A must for the pain specialist5
This book is in its third edition. The book is keeping up with the rapidly changing specialty of the Practice of Pain. The current edition has been expanded and extensively revised. The approach is "practical". A must for the practicing Pain Specialist and helpful for the pain patient to understand the diagnostic and therapeutic procedures which are well illustrated.
A good first text on Pain Management...4
This is a very good textbook on invasive pain management techniques, and their utility in clinical practice. The book reads well, is reasonably well illustrated, and includes tables of studies of techniques and their success rates. Additional discussion of the non-invasive medical and physiotherapeutic techniques of pain control for specific disorders are included. The book is multi-authored, with sections by Dr. P. Prithvi Raj, a noted expert in the field. This was the first textbook of Pain Management I purchased for my own clinical practice and it served me well.

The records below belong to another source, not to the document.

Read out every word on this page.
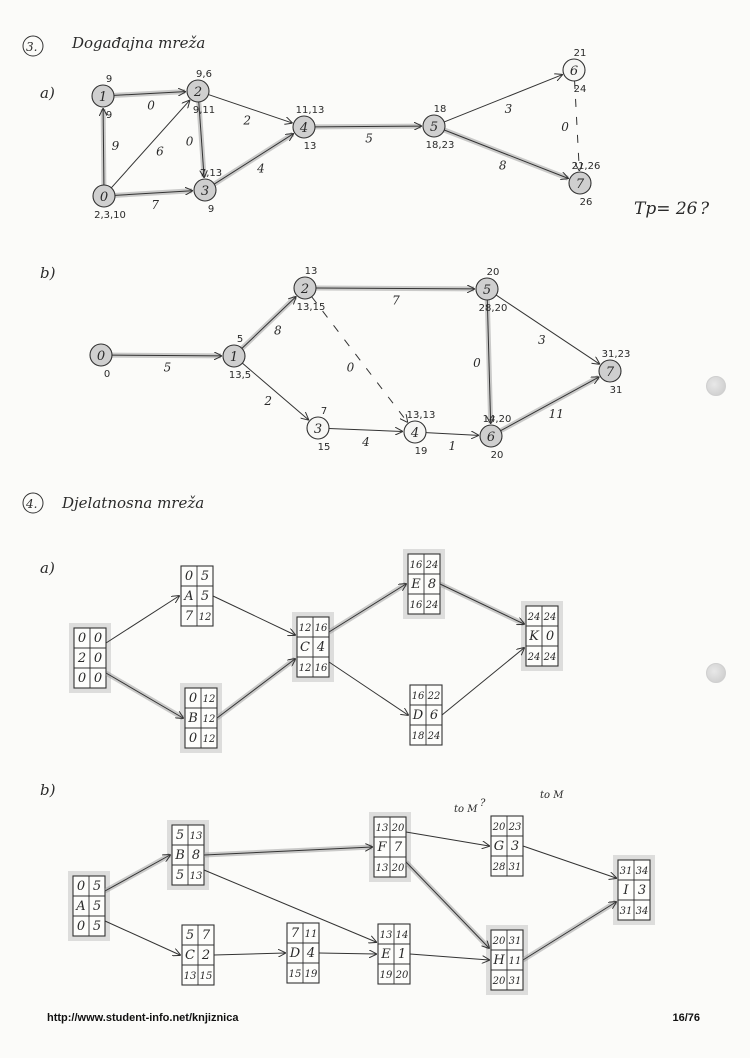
3. Događajna mreža
a)
9	6
7
0
0
2
4
5
3
8
0
0
2,3,10
1
9
9
2
9,6
9,11
3
7,13
9
4
11,13
13
5
18
18,23
6
21
24
7
21,26
26 Tp= 26 ?
b)
5
8
2
7
0
4	1
0
3
11
0
0
1
5
13,5
2
13
13,15
3
7
15
4
13,13
19
5
20
28,20
6
14,20
20
7
31,23
31
4. Djelatnosna mreža
a)
0 0
2 0
0 0
0 5
A 5
7 12
0 12
B 12
0 12
12 16
C 4
12 16
16 24
E 8
16 24
16 22
D 6
18 24
24 24
K 0
24 24
b)
0 5
A 5
0 5
5 13
B 8
5 13
5 7
C 2
13 15
7 11
D 4
15 19
13 14
E 1
19 20
13 20
F 7
13 20
20 23
G 3
28 31
20 31
H 11
20 31
31 34
I 3
31 34
to M
?
to M
http://www.student-info.net/knjiznica	16/76
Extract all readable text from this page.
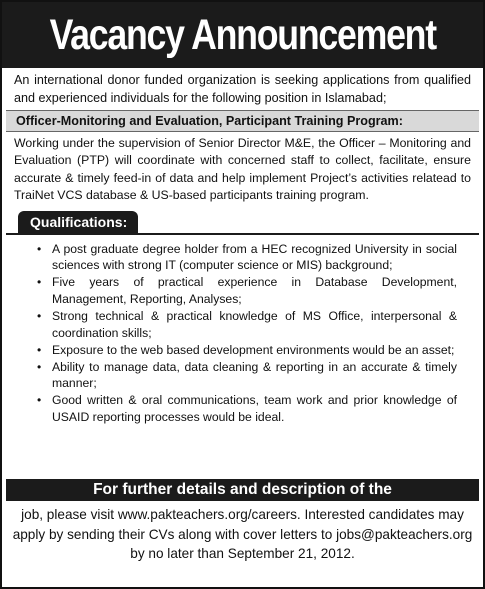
Vacancy Announcement

An international donor funded organization is seeking applications from qualified and experienced individuals for the following position in Islamabad;

Officer-Monitoring and Evaluation, Participant Training Program:

Working under the supervision of Senior Director M&E, the Officer – Monitoring and Evaluation (PTP) will coordinate with concerned staff to collect, facilitate, ensure accurate & timely feed-in of data and help implement Project’s activities relatead to TraiNet VCS database & US-based participants training program.

Qualifications:
• A post graduate degree holder from a HEC recognized University in social sciences with strong IT (computer science or MIS) background;
• Five years of practical experience in Database Development, Management, Reporting, Analyses;
• Strong technical & practical knowledge of MS Office, interpersonal & coordination skills;
• Exposure to the web based development environments would be an asset;
• Ability to manage data, data cleaning & reporting in an accurate & timely manner;
• Good written & oral communications, team work and prior knowledge of USAID reporting processes would be ideal.
For further details and description of the

job, please visit www.pakteachers.org/careers. Interested candidates may apply by sending their CVs along with cover letters to jobs@pakteachers.org by no later than September 21, 2012.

A new edition is due for 1999. I also would recommend the superb and scholarly Monograph, "Current Review of Pain" edited by the same author. This latter series summarizes the latest developments in the basic sciences and the clinical sciences in Pain Management, is very well illustrated, and the author has gone to the trouble of including an annotated bibliography of the voluminous medical and scientific literature on Pain, enabling the researcher and practitioner to select those articles from Medline most useful to his or her research and/or clinical endeavors.